Async Operations and Connection Pooling

# optimized_server.py
from fastmcp import FastMCP, Context
import asyncio
import aiohttp
import asyncpg
from contextlib import asynccontextmanager

class DatabasePool:
    def __init__(self):
        self.pool = None

    async def create_pool(self):
        self.pool = await asyncpg.create_pool(
            "postgresql://user:pass@localhost/db",
            min_size=10,
            max_size=20
        )

    async def close_pool(self):
        if self.pool:
            await self.pool.close()

db_pool = DatabasePool()

@asynccontextmanager
async def lifespan():
    # Startup
    await db_pool.create_pool()
    yield
    # Shutdown
    await db_pool.close_pool()

mcp = FastMCP("Optimized Server", lifespan=lifespan)

@mcp.tool
async def query_database(query: str) -> dict:
    """Execute database query using connection pool."""
    async with db_pool.pool.acquire() as connection:
        result = await connection.fetch(query)
        return {"rows": [dict(row) for row in result]}

@mcp.tool
async def batch_http_requests(urls: list[str], ctx: Context) -> list[dict]:
    """Make multiple HTTP requests concurrently."""
    await ctx.info(f"Making {len(urls)} concurrent requests...")

    async with aiohttp.ClientSession() as session:
        tasks = []
        for url in urls:
            task = session.get(url)
            tasks.append(task)

        responses = await asyncio.gather(*tasks, return_exceptions=True)

        results = []
        for i, response in enumerate(responses):
            if isinstance(response, Exception):
                results.append({"url": urls[i], "error": str(response)})
            else:
                results.append({
                    "url": urls[i],
                    "status": response.status,
                    "data": await response.text()
                })

        return results

Conclusion

FastMCP 2.0 provides a comprehensive platform for building production-ready MCP servers that can scale from simple development tools to enterprise-grade applications.
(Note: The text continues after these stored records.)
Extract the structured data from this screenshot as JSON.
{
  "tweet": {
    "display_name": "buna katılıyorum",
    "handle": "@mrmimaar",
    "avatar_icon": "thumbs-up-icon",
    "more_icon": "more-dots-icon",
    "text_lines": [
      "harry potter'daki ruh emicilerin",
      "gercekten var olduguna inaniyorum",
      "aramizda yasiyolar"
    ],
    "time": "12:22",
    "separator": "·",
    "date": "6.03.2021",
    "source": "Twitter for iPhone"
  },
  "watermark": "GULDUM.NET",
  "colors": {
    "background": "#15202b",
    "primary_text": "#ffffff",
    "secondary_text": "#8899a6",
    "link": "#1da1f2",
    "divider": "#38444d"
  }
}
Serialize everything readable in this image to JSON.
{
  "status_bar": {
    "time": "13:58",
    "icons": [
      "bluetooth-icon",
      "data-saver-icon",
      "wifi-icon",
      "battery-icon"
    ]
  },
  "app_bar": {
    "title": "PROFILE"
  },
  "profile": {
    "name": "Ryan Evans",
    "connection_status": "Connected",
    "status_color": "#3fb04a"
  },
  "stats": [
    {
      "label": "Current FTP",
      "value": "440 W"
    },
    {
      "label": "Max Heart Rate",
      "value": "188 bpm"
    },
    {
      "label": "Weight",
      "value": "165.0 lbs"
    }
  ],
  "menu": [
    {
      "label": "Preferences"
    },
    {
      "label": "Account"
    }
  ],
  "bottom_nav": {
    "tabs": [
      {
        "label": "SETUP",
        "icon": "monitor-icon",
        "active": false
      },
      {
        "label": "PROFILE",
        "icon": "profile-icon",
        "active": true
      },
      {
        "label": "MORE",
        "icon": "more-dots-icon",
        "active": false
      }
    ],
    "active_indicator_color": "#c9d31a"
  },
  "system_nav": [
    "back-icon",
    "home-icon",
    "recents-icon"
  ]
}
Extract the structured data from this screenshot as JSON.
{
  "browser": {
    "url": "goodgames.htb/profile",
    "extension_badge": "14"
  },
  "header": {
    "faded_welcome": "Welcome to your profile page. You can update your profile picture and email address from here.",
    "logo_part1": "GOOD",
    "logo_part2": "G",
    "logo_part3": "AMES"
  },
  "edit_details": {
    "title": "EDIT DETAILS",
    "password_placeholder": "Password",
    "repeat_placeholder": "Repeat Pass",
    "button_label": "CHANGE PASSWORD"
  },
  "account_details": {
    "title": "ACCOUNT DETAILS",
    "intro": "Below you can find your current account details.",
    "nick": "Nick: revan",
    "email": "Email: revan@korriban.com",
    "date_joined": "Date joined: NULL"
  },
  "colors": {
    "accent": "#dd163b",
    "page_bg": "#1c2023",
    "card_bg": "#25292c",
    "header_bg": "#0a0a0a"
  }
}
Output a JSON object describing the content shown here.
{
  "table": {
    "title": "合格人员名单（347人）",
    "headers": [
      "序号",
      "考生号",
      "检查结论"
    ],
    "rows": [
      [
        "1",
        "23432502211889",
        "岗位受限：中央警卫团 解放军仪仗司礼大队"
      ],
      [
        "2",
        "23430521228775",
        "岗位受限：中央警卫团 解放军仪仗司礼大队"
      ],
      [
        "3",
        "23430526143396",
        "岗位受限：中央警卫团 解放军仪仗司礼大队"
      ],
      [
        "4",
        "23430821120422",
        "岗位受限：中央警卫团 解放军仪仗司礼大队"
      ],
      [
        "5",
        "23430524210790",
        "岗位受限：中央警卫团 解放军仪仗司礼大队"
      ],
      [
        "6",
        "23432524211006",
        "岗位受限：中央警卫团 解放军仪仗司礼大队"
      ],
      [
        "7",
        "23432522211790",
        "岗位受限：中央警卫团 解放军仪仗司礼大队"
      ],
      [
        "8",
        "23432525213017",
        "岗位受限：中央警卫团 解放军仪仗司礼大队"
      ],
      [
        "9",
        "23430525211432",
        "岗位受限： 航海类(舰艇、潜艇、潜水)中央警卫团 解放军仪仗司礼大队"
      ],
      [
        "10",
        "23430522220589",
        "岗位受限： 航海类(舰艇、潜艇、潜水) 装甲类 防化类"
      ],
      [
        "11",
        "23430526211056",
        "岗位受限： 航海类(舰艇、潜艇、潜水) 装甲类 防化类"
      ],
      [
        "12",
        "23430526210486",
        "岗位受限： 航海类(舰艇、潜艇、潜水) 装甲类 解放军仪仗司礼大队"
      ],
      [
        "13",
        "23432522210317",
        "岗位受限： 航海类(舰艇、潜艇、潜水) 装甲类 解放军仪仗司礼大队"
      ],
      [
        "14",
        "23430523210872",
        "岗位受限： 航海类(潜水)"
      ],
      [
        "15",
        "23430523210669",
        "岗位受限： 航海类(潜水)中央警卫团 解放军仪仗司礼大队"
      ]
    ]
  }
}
Key takeaways:

Development Best Practices

  • Use modular server composition for maintainable code
  • Implement comprehensive error handling and validation
  • Add proper logging and monitoring from the start
  • Test your tools and resources thoroughly

Production Readiness

  • Implement proper authentication and authorization
  • Use environment-based configuration
  • Add health checks and circuit breakers
  • Monitor performance and resource usage

Deployment Strategies

  • Containerize your applications for consistency
  • Use orchestration platforms like Kubernetes for scale
  • Implement proper CI/CD pipelines
  • Plan for high availability and disaster recovery

Security Considerations

  • Validate and sanitize all inputs
  • Implement rate limiting and throttling
  • Use HTTPS and proper authentication
  • Regular security audits and updates

FastMCP makes it possible to build sophisticated AI-powered applications that integrate seamlessly with modern development workflows and production infrastructure. Whether you're building development tools, data processing services, or complex enterprise applications, FastMCP provides the foundation you need to succeed.